With machine learning, the focus is shifting to the data. The data decides which features are important and which ones are not. Think about it in two steps:

  1. Training. This step requires gathering enough data and formatting it properly. The more data, the more accurate the ML model will be. When training is supervised, we need to assign it explicit labels: This is a Lemon image: use ‘lemon’ label; This is an Orange image: use ‘orange’ label etc. The output of the training step is commonly called a model. With training, we have been able to teach our model the correct answer to our problem.
  2. Inference. A model is available, so let’s test it. Will this model be able to infer the correct answer when it sees new lemons? This process is called inference.

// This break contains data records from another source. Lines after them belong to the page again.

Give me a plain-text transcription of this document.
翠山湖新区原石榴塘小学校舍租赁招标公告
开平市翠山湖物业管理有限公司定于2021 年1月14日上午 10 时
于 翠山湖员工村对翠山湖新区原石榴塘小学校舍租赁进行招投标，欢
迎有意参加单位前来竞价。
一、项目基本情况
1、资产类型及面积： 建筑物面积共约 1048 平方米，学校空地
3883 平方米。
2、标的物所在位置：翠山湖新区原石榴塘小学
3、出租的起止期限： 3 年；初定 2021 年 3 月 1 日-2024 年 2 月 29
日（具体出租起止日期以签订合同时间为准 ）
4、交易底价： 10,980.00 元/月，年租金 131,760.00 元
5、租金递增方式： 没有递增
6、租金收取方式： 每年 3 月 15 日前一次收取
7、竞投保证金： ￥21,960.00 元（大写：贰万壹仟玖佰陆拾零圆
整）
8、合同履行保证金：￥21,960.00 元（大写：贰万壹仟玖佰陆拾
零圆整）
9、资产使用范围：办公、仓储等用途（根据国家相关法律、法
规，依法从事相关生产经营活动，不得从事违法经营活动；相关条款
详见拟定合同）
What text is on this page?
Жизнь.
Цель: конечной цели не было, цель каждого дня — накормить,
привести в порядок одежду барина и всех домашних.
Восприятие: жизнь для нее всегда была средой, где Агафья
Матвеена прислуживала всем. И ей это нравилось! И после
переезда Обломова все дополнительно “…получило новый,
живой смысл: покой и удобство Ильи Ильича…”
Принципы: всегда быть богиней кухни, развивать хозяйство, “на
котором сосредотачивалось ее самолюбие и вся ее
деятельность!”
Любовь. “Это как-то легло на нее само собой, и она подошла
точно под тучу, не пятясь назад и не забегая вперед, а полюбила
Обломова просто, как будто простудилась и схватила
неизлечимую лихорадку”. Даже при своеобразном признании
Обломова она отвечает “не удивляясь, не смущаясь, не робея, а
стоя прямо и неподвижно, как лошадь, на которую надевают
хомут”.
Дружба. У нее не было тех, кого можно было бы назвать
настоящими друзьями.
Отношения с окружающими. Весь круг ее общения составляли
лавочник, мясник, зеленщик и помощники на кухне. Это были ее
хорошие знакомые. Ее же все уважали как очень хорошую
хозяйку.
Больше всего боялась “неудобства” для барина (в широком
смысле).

This second step, inference, is fast and cheap. Once the model is loaded into memory, matrix multiplications and floating point calculations will do the math. This concept is now general availability and is already running inside embedded devices: Apple has released core-ML, an API that runs in iOS and lets developers run ML inference directly on the device. Other embedded vendors, ARM included, have yet to release similar API support in their SoC unless it is available from a compatible library.

The hard step is training, as it requires time and strong data science knowledge. Training is data and computation intensive: you’ll want specialised and dedicated hardware! Finding the best model to fit a given data set is therefore time consuming. Without the right hardware (or cloud ML remote compute power), the most difficult problems will need months of computation and the results may not be the ones you expect.

Leaving The Past Behind

If you don’t have it yet, you don’t know what you’re missing. With image classification, the imageNet group has achieved nearly 100% accuracy. Even better, Google has released Inception after using its internal resources to train on a giant image dataset and the model is available (Apache License 2.0) on Github.

The same applies to digit classification, and the popular MNIST data set. Accuracy (inference accuracy) is beyond any other technique used in the past.

Everywhere you look, you will find difficult problems that computer science hasn’t been able to solve in the last decade. It is time to take a fresh look at them. These are exciting times to dig deeper and create new features and new solutions, with an edge on competition!